The researchers simulated a single depot and four depots arranged 4.5 mm apart in a square, as well as identical arrangements of brachytherapy seeds, which deliver dose through low-energy photons. They selected the activities of each radioisotope to deliver approximately the same integrated dose.

The simulations demonstrated that the depots produced significantly lower dose hotspots than the seeds, as the diffusion of the nanoparticles "smoothed" the maxima. In the square arrangement, for example, the maximum dose was 2.8, 3.4 and 2.7 times lower in simulations with yttrium-90, lutetium-177 and indium-111, respectively.

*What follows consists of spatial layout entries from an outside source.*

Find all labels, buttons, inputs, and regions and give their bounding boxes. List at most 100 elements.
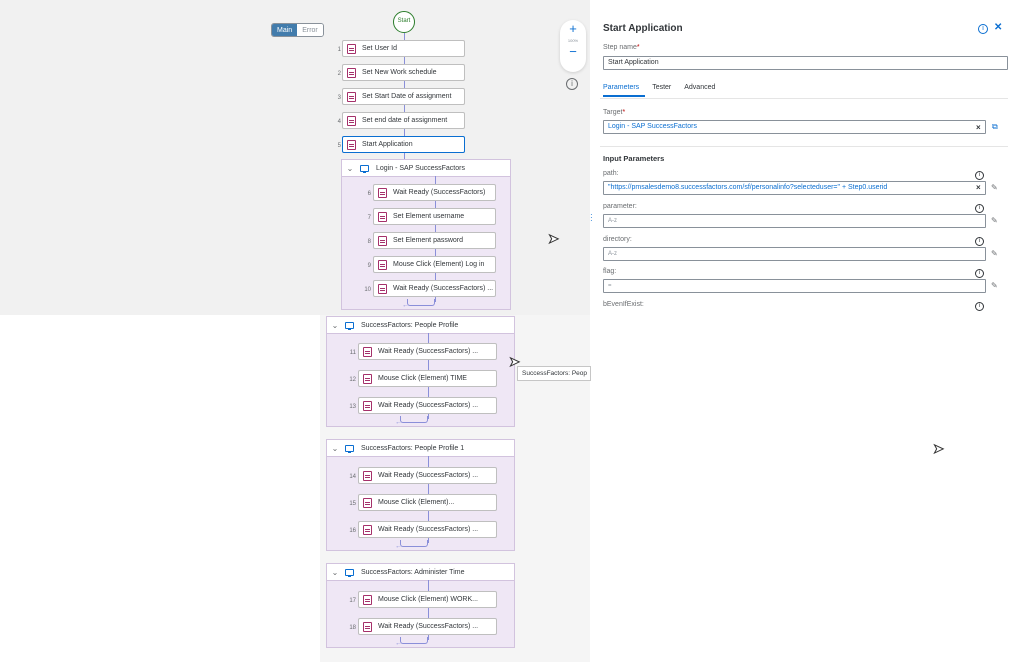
flow-step[interactable]: Set User Id [342, 40, 465, 57]
tab-main[interactable]: Main [272, 24, 298, 36]
step-number: 18 [349, 625, 356, 631]
step-label: Start Application [362, 141, 413, 148]
tab-tester[interactable]: Tester [652, 84, 671, 91]
flow-step[interactable]: Set end date of assignment [342, 112, 465, 129]
group-header[interactable]: ⌄ Login - SAP SuccessFactors [342, 160, 510, 177]
flow-step[interactable]: Mouse Click (Element) TIME [358, 370, 497, 387]
mouse-cursor-icon: ➤ [933, 441, 945, 457]
edit-expression-icon[interactable]: ✎ [991, 249, 998, 258]
flow-step[interactable]: Wait Ready (SuccessFactors) ... [373, 280, 496, 297]
loop-connector [400, 416, 428, 423]
flow-step[interactable]: Mouse Click (Element) WORK... [358, 591, 497, 608]
monitor-icon [345, 321, 354, 330]
tab-advanced[interactable]: Advanced [684, 84, 715, 91]
clipboard-icon [378, 283, 387, 294]
edit-expression-icon[interactable]: ✎ [991, 216, 998, 225]
step-number: 12 [349, 377, 356, 383]
clipboard-icon [347, 43, 356, 54]
param-field[interactable]: = [603, 279, 986, 293]
param-label: flag: [603, 268, 617, 275]
flow-step[interactable]: Wait Ready (SuccessFactors) [373, 184, 496, 201]
panel-info-icon[interactable]: i [978, 24, 988, 34]
tab-error[interactable]: Error [297, 24, 323, 36]
group-header[interactable]: ⌄ SuccessFactors: Administer Time [327, 564, 514, 581]
zoom-in-button[interactable]: + [560, 20, 586, 38]
target-label: Target* [603, 109, 626, 116]
step-label: Set Element password [393, 237, 464, 244]
info-icon[interactable]: i [975, 204, 984, 213]
panel-tabs: Parameters Tester Advanced [603, 84, 715, 91]
group-header[interactable]: ⌄ SuccessFactors: People Profile 1 [327, 440, 514, 457]
chevron-down-icon[interactable]: ⌄ [342, 164, 358, 173]
panel-resize-handle[interactable]: · · · [590, 211, 593, 225]
info-icon[interactable]: i [975, 269, 984, 278]
param-label: bEvenIfExist: [603, 301, 644, 308]
group-tooltip: SuccessFactors: Peop [517, 366, 591, 381]
step-number: 8 [367, 239, 371, 245]
clipboard-icon [347, 139, 356, 150]
info-icon[interactable]: i [975, 171, 984, 180]
arrow-left-icon: ← [402, 302, 409, 309]
param-field[interactable]: "https://pmsalesdemo8.successfactors.com… [603, 181, 986, 195]
chevron-down-icon[interactable]: ⌄ [327, 568, 343, 577]
param-label: parameter: [603, 203, 637, 210]
monitor-icon [345, 444, 354, 453]
open-target-icon[interactable]: ⧉ [992, 122, 998, 132]
flow-mode-toggle[interactable]: Main Error [271, 23, 324, 37]
step-label: Mouse Click (Element)... [378, 499, 455, 506]
chevron-down-icon[interactable]: ⌄ [327, 444, 343, 453]
edit-expression-icon[interactable]: ✎ [991, 183, 998, 192]
step-number: 14 [349, 474, 356, 480]
group-title: Login - SAP SuccessFactors [376, 164, 465, 172]
flow-step[interactable]: Set New Work schedule [342, 64, 465, 81]
flow-step[interactable]: Wait Ready (SuccessFactors) ... [358, 397, 497, 414]
clipboard-icon [363, 346, 372, 357]
flow-step[interactable]: Wait Ready (SuccessFactors) ... [358, 521, 497, 538]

Greater dose coverage and homogeneity in the simulated volumes were observed for yttrium-90, the longer-range electron emitter, compared with the other two radioisotopes. For example, in the yttrium-90 simulation, all of the simulated volume received dose. In simulations of lutetium-177 and indium-111, however, some of the volumes received no dose.

The team observed similar effects in a separate experiment where mouse models with human breast cancer xenografts were implanted with single depots, in a comparison with tumours directly injected with nanoparticles. The resulting radioisotope distributions were imaged using SPECT and used to predict dose rates and calculate integrated dose distributions.

There is still scope to improve dose homogeneity, however, as previous work by the researchers demonstrated that large nanoparticles mostly remain in the depots. Smaller nanoparticles than those in the current study could be used to increase diffusion and dose homogeneity, the researchers concluded.

Based on their findings to date, the researchers are optimistic that cancer patients will benefit from the nanoparticle depots following further pre-clinical research and clinical trials. Applications of the depots could also extend beyond radiotherapy.

"We are excited about this new treatment approach because it creates new opportunities for not only delivering radiolabelled nanoparticles, but many other forms of nanomedicine," senior author Raymond Reilly told medicalphysicsweb. "Nanoparticles that incorporate other therapeutic agents for cancer such as chemotherapy could potentially be delivered locally to tumours using the depots."